Reyu trat hinter mich und ließ die Finger langsam über meine Haut wandern, betastete die Stelle, an der mein Schlüsselbein gebrochen war, und war dabei so vorsichtig, dass ich nicht einen Hauch von Schmerz verspürte. “Die Wunde ist inzwischen gut verheilt, der Knochen müsste auch gut wieder zusammen gewachsen sein”, meinte er und klang dabei ziemlich zufrieden.
Ich nickte nur und konnte nicht verhindern, dass sich von seiner Berührung eine Gänsehaut ausging, die sich auf meine gesamte rechte Seite ausweitete. Seine Finger waren warm und rau und schienen kleine Blitze meinen Rücken hinunter zu jagen.
Für einen Moment hatte ich den Eindruck, er würde die Berührung etwas in die Länge ziehen, als würden seine Finger zwei Sekunden zu lange auf meiner Haut verweilen. Doch dann nahm er sie weg und ich ertappte mich dabei, wie ich mich ganz leicht enttäuscht fühlte.

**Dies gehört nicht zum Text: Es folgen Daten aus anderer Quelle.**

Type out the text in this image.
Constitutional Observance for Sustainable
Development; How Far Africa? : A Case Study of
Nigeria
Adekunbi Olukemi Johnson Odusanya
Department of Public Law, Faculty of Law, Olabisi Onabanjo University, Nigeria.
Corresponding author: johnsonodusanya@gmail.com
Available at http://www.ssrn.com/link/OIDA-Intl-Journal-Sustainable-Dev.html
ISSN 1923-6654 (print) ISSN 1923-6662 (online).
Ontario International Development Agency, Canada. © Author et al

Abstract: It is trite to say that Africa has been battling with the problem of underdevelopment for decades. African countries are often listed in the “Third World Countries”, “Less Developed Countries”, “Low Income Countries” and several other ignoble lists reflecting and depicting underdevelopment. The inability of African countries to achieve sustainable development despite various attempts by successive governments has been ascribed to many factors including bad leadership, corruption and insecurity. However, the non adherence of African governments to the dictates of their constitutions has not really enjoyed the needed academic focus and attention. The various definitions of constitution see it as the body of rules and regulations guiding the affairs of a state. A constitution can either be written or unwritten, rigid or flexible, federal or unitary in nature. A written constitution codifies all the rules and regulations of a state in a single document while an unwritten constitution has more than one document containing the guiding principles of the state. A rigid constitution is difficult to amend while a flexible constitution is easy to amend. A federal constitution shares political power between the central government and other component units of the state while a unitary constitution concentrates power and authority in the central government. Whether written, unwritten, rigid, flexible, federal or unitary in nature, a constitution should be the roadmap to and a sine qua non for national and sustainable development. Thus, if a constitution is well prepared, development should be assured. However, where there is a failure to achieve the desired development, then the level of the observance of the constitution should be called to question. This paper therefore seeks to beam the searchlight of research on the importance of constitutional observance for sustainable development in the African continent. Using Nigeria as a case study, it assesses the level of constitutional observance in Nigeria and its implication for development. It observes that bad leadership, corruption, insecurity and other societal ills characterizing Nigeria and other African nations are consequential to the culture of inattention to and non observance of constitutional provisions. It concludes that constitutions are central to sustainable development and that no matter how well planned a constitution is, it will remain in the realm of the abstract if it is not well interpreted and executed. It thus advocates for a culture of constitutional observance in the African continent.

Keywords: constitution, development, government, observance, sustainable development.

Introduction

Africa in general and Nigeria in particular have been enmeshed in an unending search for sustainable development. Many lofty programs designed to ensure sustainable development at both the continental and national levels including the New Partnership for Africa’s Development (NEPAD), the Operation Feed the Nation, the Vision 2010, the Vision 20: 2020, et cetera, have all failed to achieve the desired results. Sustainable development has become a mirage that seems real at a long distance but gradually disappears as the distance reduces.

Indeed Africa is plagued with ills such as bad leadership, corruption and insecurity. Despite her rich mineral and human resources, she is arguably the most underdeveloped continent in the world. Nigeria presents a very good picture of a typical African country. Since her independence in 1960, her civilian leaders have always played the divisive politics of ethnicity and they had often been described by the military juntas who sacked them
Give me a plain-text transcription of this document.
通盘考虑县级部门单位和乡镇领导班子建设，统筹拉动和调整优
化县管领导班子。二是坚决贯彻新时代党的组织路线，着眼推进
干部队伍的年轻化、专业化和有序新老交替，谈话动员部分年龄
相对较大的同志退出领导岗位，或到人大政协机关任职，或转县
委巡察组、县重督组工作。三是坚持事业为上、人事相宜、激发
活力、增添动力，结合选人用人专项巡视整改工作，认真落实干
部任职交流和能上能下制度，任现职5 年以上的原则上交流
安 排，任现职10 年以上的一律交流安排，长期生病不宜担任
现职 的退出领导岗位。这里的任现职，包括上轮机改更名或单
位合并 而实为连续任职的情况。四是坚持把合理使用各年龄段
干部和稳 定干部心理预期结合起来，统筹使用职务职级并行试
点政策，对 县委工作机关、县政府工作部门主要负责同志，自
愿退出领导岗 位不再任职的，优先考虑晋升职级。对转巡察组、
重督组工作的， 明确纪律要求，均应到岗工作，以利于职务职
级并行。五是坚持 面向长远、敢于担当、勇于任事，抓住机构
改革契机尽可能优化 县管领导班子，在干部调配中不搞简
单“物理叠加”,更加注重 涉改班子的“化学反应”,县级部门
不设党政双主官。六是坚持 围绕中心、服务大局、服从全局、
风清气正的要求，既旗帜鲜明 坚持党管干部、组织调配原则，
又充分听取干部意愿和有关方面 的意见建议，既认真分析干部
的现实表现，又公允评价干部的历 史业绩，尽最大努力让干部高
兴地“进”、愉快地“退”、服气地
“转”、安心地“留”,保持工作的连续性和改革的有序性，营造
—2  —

Dem impulsiven Bedürfnis folgend drehte ich mich zu ihm um und nur wenige Zentimeter von meinem Gesicht entfernt begegnete ich seinem hungrigen Blick, in dem ich zu ertrinken drohte. Mit einiger Überwindung wollte ich mich von ihm lösen, doch seine Hand war plötzlich an meinem Kinn und hielt mich davon ab, irgendwo anders hinzusehen als in seine Augen.
Die Spannung lag greifbar zwischen uns. Der Abstand verringerte sich Zentimeter für Zentimeter, bis seine Lippen auf meinen lagen und er mich so küsste, dass ich nichts anderes mehr wahrnahm. Es gab nur noch ihn und mich und diese Hitze, die in mir aufstieg, die mich nach ihm, nach seinem Körper lechzen ließ.
Ich hatte auf einmal die Wand im Rücken, ohne dass ich wusste, wie wir hierhin gelangt waren. Seine Hände wanderten von meiner Wange, von meinem Kinn nach unten, strichen über die entblößte Haut an meiner Schulter und lösten quälend langsam die Verschnürung vor meiner Brust.
Ich keuchte, legte meine Hände über seine, wollte, dass es schneller ging, doch seine Finger schlossen sich um meine Handgelenke und mit einer Hand zog er Schlinge für Schlinge auf, ohne mir eine Möglichkeit zu geben, den Prozess zu beschleunigen. In seinem Kuss lag jedoch eine Leidenschaft, eine Intensität, die mich mit voller Wucht einnahm und in mir eine Lust erweckte, eine Erregung, die alles rationale Denken auslöschte und mich tief in einem Sog aus Hitze und Verlangen versenkte.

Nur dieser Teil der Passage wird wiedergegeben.